Surely someone out there has a more specific answer, particularly about that first point, the one about the major manufacturers using excess plant capacity. I want to know more about that one. Luckily the private label manufacturers also have their own magazine (Perhaps this is the one magazine in existence without J.Lo on the cover). This handy publication reports on the wheeling and dealing going on in the industry. A scan of their recent issues revealed the following:

  • The Dial Corporation, best known for making soaps, detergents and other cleaning products with such appetizing names as Purex and Borax, is also the parent company of Armour brand canned meat products. In addition to making its own brand of chili, hash and beef stew, Dial/Armour packages these same products under the private labels of K-Mart, Kroger and other stores.
  • Del Monte Foods, which owns such brands as College Inn, Contadina, Starkist, and S & W, also runs Corporate Brands division that specializing in making private label soups and other canned goods.
  • If you pick up a can of store branded chunky-style soup with a name like Grilled Chunky Chicken or Grilled Chunky Sirloin, (designed to compete with Campbell’s), chances are it was made by the Heinz Corporation, home to brands like Classico, Ore-Ida, and a full corporate brands division.
  • If you’ve ever purchased Health Valley granola bars and breakfast bars in a desperate attempt to kick your Pop Tart habit, you should know that both its products and the private label equivalents are produced at the same California plant owned by Bloomfield Bakers.
  • Until recently, tea drinkers buying private label tea bags at many grocery chains were buying tea produced by the Tetley company’s private label division. Tetley has since sold off the division to the Harris Tea Company.
  • Food giant ConAgra, parent to over thirty national and regional brands including Healthy Choice, Hunt’s, and Chef Boyardee, runs a particularly thriving Store Brands Division. This division reportedly produces everything from granola bars to cereal to pie crust.
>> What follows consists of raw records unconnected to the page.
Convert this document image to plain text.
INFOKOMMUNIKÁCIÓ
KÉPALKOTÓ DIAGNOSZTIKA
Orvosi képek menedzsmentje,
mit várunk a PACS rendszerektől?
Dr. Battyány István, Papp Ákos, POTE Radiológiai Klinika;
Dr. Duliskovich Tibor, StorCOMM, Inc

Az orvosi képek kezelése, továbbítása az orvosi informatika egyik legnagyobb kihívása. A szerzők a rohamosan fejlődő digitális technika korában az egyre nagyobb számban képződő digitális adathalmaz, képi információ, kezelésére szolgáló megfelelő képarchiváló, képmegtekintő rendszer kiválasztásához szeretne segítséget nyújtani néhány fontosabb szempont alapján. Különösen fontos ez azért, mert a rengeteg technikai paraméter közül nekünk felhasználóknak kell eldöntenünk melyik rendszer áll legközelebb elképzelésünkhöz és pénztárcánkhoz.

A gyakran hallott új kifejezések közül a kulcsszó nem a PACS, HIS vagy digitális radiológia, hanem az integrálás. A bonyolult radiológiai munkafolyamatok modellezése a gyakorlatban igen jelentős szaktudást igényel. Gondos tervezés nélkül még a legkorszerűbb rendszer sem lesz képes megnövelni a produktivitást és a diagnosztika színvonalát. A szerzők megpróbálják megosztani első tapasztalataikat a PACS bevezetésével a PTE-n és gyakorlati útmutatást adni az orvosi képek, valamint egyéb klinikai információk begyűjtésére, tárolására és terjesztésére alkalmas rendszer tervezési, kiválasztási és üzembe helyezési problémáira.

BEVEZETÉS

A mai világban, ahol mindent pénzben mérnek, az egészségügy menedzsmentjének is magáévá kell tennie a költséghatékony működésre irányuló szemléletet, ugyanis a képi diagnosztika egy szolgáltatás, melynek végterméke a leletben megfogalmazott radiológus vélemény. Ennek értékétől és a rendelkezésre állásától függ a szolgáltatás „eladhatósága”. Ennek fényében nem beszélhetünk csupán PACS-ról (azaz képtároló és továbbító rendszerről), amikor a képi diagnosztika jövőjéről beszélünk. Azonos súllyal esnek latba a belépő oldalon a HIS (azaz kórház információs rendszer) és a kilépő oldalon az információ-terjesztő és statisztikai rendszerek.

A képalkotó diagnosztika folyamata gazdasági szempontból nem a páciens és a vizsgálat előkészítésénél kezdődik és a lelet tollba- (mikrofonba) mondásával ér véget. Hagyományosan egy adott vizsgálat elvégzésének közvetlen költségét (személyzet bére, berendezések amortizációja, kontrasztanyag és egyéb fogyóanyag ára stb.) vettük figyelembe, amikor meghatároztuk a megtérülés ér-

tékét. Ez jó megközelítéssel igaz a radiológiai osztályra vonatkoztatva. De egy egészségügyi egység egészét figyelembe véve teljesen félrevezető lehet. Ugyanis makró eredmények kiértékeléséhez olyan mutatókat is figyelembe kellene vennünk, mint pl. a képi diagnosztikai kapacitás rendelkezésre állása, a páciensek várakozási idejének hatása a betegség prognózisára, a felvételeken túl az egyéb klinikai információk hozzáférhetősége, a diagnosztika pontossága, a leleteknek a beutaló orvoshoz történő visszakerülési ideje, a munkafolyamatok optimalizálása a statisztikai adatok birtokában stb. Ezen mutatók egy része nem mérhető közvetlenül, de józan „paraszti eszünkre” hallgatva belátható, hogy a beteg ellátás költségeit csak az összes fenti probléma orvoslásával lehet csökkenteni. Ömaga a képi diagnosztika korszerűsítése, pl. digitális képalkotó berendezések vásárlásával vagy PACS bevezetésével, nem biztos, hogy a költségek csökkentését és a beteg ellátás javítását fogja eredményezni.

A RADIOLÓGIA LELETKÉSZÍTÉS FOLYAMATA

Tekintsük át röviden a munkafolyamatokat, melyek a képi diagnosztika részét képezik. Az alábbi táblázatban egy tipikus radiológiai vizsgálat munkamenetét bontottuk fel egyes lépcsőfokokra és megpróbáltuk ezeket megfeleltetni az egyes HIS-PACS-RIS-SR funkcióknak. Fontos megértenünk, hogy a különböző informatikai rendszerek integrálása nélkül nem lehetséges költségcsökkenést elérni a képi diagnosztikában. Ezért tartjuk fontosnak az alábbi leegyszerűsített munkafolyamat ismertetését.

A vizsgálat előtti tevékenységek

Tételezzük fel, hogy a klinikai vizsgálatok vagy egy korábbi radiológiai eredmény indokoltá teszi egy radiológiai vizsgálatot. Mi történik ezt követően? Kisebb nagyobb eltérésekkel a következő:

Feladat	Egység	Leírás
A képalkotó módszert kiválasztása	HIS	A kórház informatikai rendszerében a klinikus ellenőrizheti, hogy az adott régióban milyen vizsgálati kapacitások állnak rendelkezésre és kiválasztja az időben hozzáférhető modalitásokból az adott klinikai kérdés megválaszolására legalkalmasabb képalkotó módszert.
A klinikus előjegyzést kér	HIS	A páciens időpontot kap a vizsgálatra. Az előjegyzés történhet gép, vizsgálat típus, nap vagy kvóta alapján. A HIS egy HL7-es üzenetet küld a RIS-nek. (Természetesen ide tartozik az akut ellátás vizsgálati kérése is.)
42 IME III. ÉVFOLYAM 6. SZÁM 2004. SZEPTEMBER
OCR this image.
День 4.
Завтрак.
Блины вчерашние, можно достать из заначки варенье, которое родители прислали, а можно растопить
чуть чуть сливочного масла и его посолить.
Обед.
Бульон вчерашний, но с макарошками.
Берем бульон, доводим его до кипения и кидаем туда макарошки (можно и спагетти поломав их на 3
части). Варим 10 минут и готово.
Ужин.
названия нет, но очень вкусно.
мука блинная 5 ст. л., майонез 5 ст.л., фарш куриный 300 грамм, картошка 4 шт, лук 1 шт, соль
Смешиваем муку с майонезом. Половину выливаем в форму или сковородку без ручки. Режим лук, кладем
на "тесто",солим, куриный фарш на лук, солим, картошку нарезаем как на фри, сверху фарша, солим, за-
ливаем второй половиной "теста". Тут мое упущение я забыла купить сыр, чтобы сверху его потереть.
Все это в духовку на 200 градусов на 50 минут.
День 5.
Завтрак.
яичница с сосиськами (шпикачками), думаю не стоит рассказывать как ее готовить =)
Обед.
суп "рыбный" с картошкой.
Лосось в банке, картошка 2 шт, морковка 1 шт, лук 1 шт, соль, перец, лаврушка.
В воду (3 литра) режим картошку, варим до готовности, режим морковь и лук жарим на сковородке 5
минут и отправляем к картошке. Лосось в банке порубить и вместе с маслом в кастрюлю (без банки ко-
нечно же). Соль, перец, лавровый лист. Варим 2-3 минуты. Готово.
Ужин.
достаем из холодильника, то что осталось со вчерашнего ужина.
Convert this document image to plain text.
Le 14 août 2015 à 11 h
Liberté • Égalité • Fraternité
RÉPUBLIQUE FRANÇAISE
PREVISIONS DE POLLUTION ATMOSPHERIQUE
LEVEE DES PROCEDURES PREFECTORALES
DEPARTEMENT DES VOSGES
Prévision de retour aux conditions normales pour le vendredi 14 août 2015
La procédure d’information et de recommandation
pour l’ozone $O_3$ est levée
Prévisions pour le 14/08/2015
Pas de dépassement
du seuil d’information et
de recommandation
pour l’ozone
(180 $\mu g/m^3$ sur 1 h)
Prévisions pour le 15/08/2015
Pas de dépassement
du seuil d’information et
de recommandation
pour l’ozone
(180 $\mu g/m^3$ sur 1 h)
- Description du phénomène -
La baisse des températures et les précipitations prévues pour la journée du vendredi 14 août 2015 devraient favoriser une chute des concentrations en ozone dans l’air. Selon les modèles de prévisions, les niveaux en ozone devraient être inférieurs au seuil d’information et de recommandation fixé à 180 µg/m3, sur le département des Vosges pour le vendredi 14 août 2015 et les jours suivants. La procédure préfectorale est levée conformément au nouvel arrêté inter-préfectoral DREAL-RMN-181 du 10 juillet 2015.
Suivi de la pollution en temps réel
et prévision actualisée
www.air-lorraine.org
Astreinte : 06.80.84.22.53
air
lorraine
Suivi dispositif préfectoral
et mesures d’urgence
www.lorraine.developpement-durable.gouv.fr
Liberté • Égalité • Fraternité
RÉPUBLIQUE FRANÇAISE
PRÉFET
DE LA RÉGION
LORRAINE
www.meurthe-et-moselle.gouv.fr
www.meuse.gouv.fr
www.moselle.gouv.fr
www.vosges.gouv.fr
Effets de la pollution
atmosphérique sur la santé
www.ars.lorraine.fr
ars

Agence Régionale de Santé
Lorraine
Interestingly enough, like many of the national manufacturers who produce private label products, very few of their private label offerings compete directly with their own brands. With literally hundreds of products on the market, that must be a tricky balance for ConAgra to maintain.

By now you might be thinking that this is an awful lot of research to do to find out whether or not to buy the private label can of peas or box of macaroni. And I would say, “you are absolutely right – I’m exhausted.” Other suggested methods of tracking down private label information, such as calling, emailing, or writing to the manufacturers would not only be time consuming, they would also yield dubious results. Very few manufacturers would encourage you to spend less for their products. Not if they want to stay in business, that is. Moreover, even if you could prove that General Mills makes both Cheerios and the less costly Oat Rings, you have no guarantee that they use the same recipe or quality of ingredients for both versions.

No, despite the fact that the Internet has given us more access to information about what’s going on behind the scenes at the companies that make our favorite products, old fashioned trial and error works best when deciding whether a brand name is worth the extra money.

For our family, only Tropicana orange juice, Skippy peanut butter, Breyers ice cream, Cheerios, Coca Cola and Cracker Barrel cheese will do. The taste is just too important. Some products are mandated by law to be identical. Private label infant formula, for example, must be nutritionally identical to more expensive brands like Similac and Enfamil. Unfortunately, my infant daughter didn’t care about government standards, she only wanted the pricey stuff. In fact, she only seemed to want the brand I had the fewest coupons for, go figure. I’ll gladly buy store brand yogurt, butter, sugar, and other items. I can’t taste a difference there. But sometimes it does make a difference and no matter what my mother says, I’m willing to pay extra for that difference. Sometimes.